Bochum. Die erste Übernachtung auswärts heißt auch: Das erste Mal weg von zu Hause. Was tun, wenn die Sehnsucht kommt? Mit Heimweh-Tipps vom Experten.
An das erste schlimme Heimweh erinnert sich Sofia noch ganz genau. Damals war sie fünf und das erste Mal eine ganze Woche lang ganz allein bei ihrer Oma. 500 Kilometer weit entfernt von Zuhause, Mama, Papa und der kleine Babybruder schienen unerreichbar. „Das war schlimm“, erinnert sich die Zehnjährige. „Ich wollte unbedingt zu Mama und hab auch geweint.

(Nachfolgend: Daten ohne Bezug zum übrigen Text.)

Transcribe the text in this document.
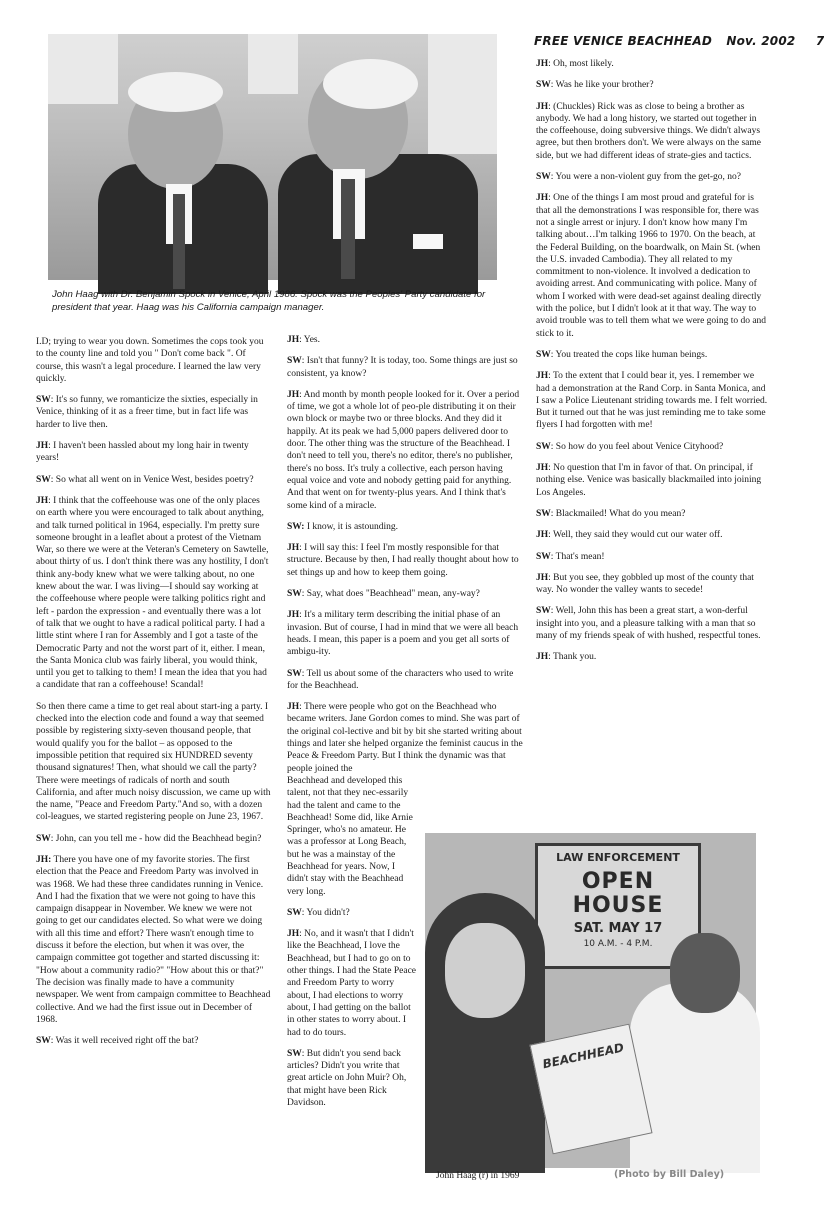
FREE VENICE BEACHHEAD Nov. 2002 7
John Haag with Dr. Benjamin Spock in Venice, April 1986. Spock was the Peoples' Party candidate for president that year. Haag was his California campaign manager.

I.D; trying to wear you down. Sometimes the cops took you to the county line and told you " Don't come back ". Of course, this wasn't a legal procedure. I learned the law very quickly.

SW: It's so funny, we romanticize the sixties, especially in Venice, thinking of it as a freer time, but in fact life was harder to live then.

JH: I haven't been hassled about my long hair in twenty years!

SW: So what all went on in Venice West, besides poetry?

JH: I think that the coffeehouse was one of the only places on earth where you were encouraged to talk about anything, and talk turned political in 1964, especially. I'm pretty sure someone brought in a leaflet about a protest of the Vietnam War, so there we were at the Veteran's Cemetery on Sawtelle, about thirty of us. I don't think there was any hostility, I don't think any-body knew what we were talking about, no one knew about the war. I was living—I should say working at the coffeehouse where people were talking politics right and left - pardon the expression - and eventually there was a lot of talk that we ought to have a radical political party. I had a little stint where I ran for Assembly and I got a taste of the Democratic Party and not the worst part of it, either. I mean, the Santa Monica club was fairly liberal, you would think, until you get to talking to them! I mean the idea that you had a candidate that ran a coffeehouse! Scandal!

So then there came a time to get real about start-ing a party. I checked into the election code and found a way that seemed possible by registering sixty-seven thousand people, that would qualify you for the ballot – as opposed to the impossible petition that required six HUNDRED seventy thousand signatures! Then, what should we call the party? There were meetings of radicals of north and south California, and after much noisy discussion, we came up with the name, "Peace and Freedom Party."And so, with a dozen col-leagues, we started registering people on June 23, 1967.

SW: John, can you tell me - how did the Beachhead begin?

JH: There you have one of my favorite stories. The first election that the Peace and Freedom Party was involved in was 1968. We had these three candidates running in Venice. And I had the fixation that we were not going to have this campaign disappear in November. We knew we were not going to get our candidates elected. So what were we doing with all this time and effort? There wasn't enough time to discuss it before the election, but when it was over, the campaign committee got together and started discussing it: "How about a community radio?" "How about this or that?" The decision was finally made to have a community newspaper. We went from campaign committee to Beachhead collective. And we had the first issue out in December of 1968.

SW: Was it well received right off the bat?

JH: Yes.

SW: Isn't that funny? It is today, too. Some things are just so consistent, ya know?

JH: And month by month people looked for it. Over a period of time, we got a whole lot of peo-ple distributing it on their own block or maybe two or three blocks. And they did it happily. At its peak we had 5,000 papers delivered door to door. The other thing was the structure of the Beachhead. I don't need to tell you, there's no editor, there's no publisher, there's no boss. It's truly a collective, each person having equal voice and vote and nobody getting paid for anything. And that went on for twenty-plus years. And I think that's some kind of a miracle.

SW: I know, it is astounding.

JH: I will say this: I feel I'm mostly responsible for that structure. Because by then, I had really thought about how to set things up and how to keep them going.

SW: Say, what does "Beachhead" mean, any-way?

JH: It's a military term describing the initial phase of an invasion. But of course, I had in mind that we were all beach heads. I mean, this paper is a poem and you get all sorts of ambigu-ity.

SW: Tell us about some of the characters who used to write for the Beachhead.

JH: There were people who got on the Beachhead who became writers. Jane Gordon comes to mind. She was part of the original col-lective and bit by bit she started writing about things and later she helped organize the feminist caucus in the Peace & Freedom Party. But I think the dynamic was that people joined the

Beachhead and developed this talent, not that they nec-essarily had the talent and came to the Beachhead! Some did, like Arnie Springer, who's no amateur. He was a professor at Long Beach, but he was a mainstay of the Beachhead for years. Now, I didn't stay with the Beachhead very long.

SW: You didn't?

JH: No, and it wasn't that I didn't like the Beachhead, I love the Beachhead, but I had to go on to other things. I had the State Peace and Freedom Party to worry about, I had elections to worry about, I had getting on the ballot in other states to worry about. I had to do tours.

SW: But didn't you send back articles? Didn't you write that great article on John Muir? Oh, that might have been Rick Davidson.

JH: Oh, most likely.

SW: Was he like your brother?

JH: (Chuckles) Rick was as close to being a brother as anybody. We had a long history, we started out together in the coffeehouse, doing subversive things. We didn't always agree, but then brothers don't. We were always on the same side, but we had different ideas of strate-gies and tactics.

SW: You were a non-violent guy from the get-go, no?

JH: One of the things I am most proud and grateful for is that all the demonstrations I was responsible for, there was not a single arrest or injury. I don't know how many I'm talking about…I'm talking 1966 to 1970. On the beach, at the Federal Building, on the boardwalk, on Main St. (when the U.S. invaded Cambodia). They all related to my commitment to non-violence. It involved a dedication to avoiding arrest. And communicating with police. Many of whom I worked with were dead-set against dealing directly with the police, but I didn't look at it that way. The way to avoid trouble was to tell them what we were going to do and stick to it.

SW: You treated the cops like human beings.

JH: To the extent that I could bear it, yes. I remember we had a demonstration at the Rand Corp. in Santa Monica, and I saw a Police Lieutenant striding towards me. I felt worried. But it turned out that he was just reminding me to take some flyers I had forgotten with me!

SW: So how do you feel about Venice Cityhood?

JH: No question that I'm in favor of that. On principal, if nothing else. Venice was basically blackmailed into joining Los Angeles.

SW: Blackmailed! What do you mean?

JH: Well, they said they would cut our water off.

SW: That's mean!

JH: But you see, they gobbled up most of the county that way. No wonder the valley wants to secede!

SW: Well, John this has been a great start, a won-derful insight into you, and a pleasure talking with a man that so many of my friends speak of with hushed, respectful tones.

JH: Thank you.

LAW ENFORCEMENT
OPEN HOUSE
SAT. MAY 17
10 A.M. - 4 P.M.
BEACHHEAD
John Haag (r) in 1969	(Photo by Bill Daley)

Die Oma hat gesagt, das geht weg, aber es ging nicht weg. Die ganze Woche nicht.“
Extrem starke Sehnsucht nach Hause
Fast jedes Mädchen, jeder Junge hat mindestens einmal im Leben Heimweh auf einer Ferienfreizeit, bei einer Klassenfahrt oder eben bei den Großeltern. „94 bis 95 Prozent“, sagt Peter Zimmermann, Professor für Entwicklungspsychologie an der Bergischen Universität Wuppertal. Jedes fünfte Kind hat sogar eine extrem starke Sehnsucht nach Hause. „Aber auch Erwachsene können noch Heimweh haben.“
Dabei war es für Sofia keineswegs schrecklich bei der Oma. Wenn sie dieses bedrückende Gefühl gedanklich wegschiebt, erinnert sie sich auch an den Zoobesuch, an die Einkaufstour und an morgendliches Fernsehen im Bett (was sie Zuhause nie darf, wie sie verschmitzt zugibt).
Inzwischen geht Sofia in die fünfte Klasse. Ihre erste Klassenfahrt im vergangenen Schuljahr hat sie bereits hinter sich. „In den ersten Tagen hatte ich da gar kein Heimweh“, erzählt sie, „ich musste meine Freundin trösten. Bei der war es ganz schlimm. Sie war die ganze Zeit in der Hütte, hat geweint und ist nur zum Essen rausgekommen. Aber am dritten Abend, da wollten wir Marshmallows über dem Lagerfeuer braten, eigentlich was total Schönes, da habe ich mich auf mein Bett geschmissen und nur noch geweint. Ich wollte zu Mama. Meine Klassenkameraden haben versucht, mich zu trösten. Aber ich wollte einfach nur bei Mama sein oder ihre Stimme hören.“
Zuhause anrufen durfte auf dieser Klassenfahrt aber keiner. So hatte es die Klassenlehrerin schon vorab auf einem Elternabend festgelegt. „Anrufe machen das Heimweh nur noch schlimmer“, hatte sie erklärt und von einer früheren Klassenfahrt erzählt, bei der sie an einem Abend 25 weinende Kinder, die mit ihren Eltern telefoniert hatten, trösten musste.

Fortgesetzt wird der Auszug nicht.